Do jej wykonania wykorzystałam zalegające motki Baby Alpaki Silk Dropsa, które zostały mi po zrobieniu tuniki (tej - klik ). Włóczki zaczęło mi brakować w połowie chusty - wzór okazał się bardzo włóczkożerny. W międzyczasie przyjechała do mnie Justynka i naradziłyśmy się - stanęło na tym, że tunikę spruję i dokończę chustę. Była to bardzo dobra decyzja, bo w tunice nie chodziłam - była za długa i po prostu źle leżała. A chusta wyszła idealna, co mnie cieszy:
Dane techniczne:
wzór: Kalinda (klik)
włóczka: Baby Alpaka Silk Drops, biały to Fabel Drops;
szydełko: 3,5 mm
Chusta jest cudownie miękka i delikatna, ciepła i duuuża, czyli taka jak lubię :)

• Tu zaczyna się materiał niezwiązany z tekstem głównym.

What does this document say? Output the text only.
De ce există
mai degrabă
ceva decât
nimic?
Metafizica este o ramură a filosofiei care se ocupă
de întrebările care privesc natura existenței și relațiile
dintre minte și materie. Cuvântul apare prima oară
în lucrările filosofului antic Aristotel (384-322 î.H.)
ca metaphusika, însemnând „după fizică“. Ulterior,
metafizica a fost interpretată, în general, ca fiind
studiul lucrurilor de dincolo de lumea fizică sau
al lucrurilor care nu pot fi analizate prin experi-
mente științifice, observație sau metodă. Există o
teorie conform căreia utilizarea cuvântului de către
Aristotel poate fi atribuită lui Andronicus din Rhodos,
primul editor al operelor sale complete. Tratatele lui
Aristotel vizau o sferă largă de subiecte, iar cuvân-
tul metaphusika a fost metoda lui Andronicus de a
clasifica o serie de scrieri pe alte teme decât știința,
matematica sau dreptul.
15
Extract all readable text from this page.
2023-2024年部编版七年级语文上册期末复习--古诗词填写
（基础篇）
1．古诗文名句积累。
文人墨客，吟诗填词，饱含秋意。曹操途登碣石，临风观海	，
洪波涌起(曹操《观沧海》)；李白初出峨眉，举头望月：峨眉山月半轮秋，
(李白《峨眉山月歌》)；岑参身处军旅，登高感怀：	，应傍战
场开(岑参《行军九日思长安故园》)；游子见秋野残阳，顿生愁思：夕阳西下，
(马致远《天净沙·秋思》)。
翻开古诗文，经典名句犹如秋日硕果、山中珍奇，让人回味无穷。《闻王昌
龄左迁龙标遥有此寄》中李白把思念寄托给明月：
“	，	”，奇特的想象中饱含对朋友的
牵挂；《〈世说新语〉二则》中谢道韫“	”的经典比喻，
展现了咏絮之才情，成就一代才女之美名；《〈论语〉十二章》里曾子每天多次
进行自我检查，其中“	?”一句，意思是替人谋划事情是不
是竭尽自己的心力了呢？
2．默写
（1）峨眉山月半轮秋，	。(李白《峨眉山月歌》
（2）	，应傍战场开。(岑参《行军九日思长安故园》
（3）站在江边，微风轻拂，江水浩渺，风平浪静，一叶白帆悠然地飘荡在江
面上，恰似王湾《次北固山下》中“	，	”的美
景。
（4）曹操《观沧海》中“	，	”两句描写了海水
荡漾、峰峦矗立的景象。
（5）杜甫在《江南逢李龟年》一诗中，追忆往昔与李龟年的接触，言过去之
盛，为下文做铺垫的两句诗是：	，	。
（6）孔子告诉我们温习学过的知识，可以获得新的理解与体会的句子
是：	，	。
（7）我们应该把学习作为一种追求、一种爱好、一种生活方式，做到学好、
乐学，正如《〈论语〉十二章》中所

Często podziwiam zdjęcia z Waszych pięknych ogrodów. Zawsze mnie zachwyca widok kwitnących kwiatów. Ja nie mam ogrodu, ale dziś spędziłam niedzielę z mamą - ona ma śliczny malutki ogródek. I dzięki temu, że miałam przy sobie aparat fotograficzny, mogę i ja pokazać na blogu zdjęcia kwiatów :) Niech ozdobią ten blog troszeczkę.
Kocham maj :)
Pozdrawiam Was serdecznie i życzę udanego, pogodnego majowego tygodnia!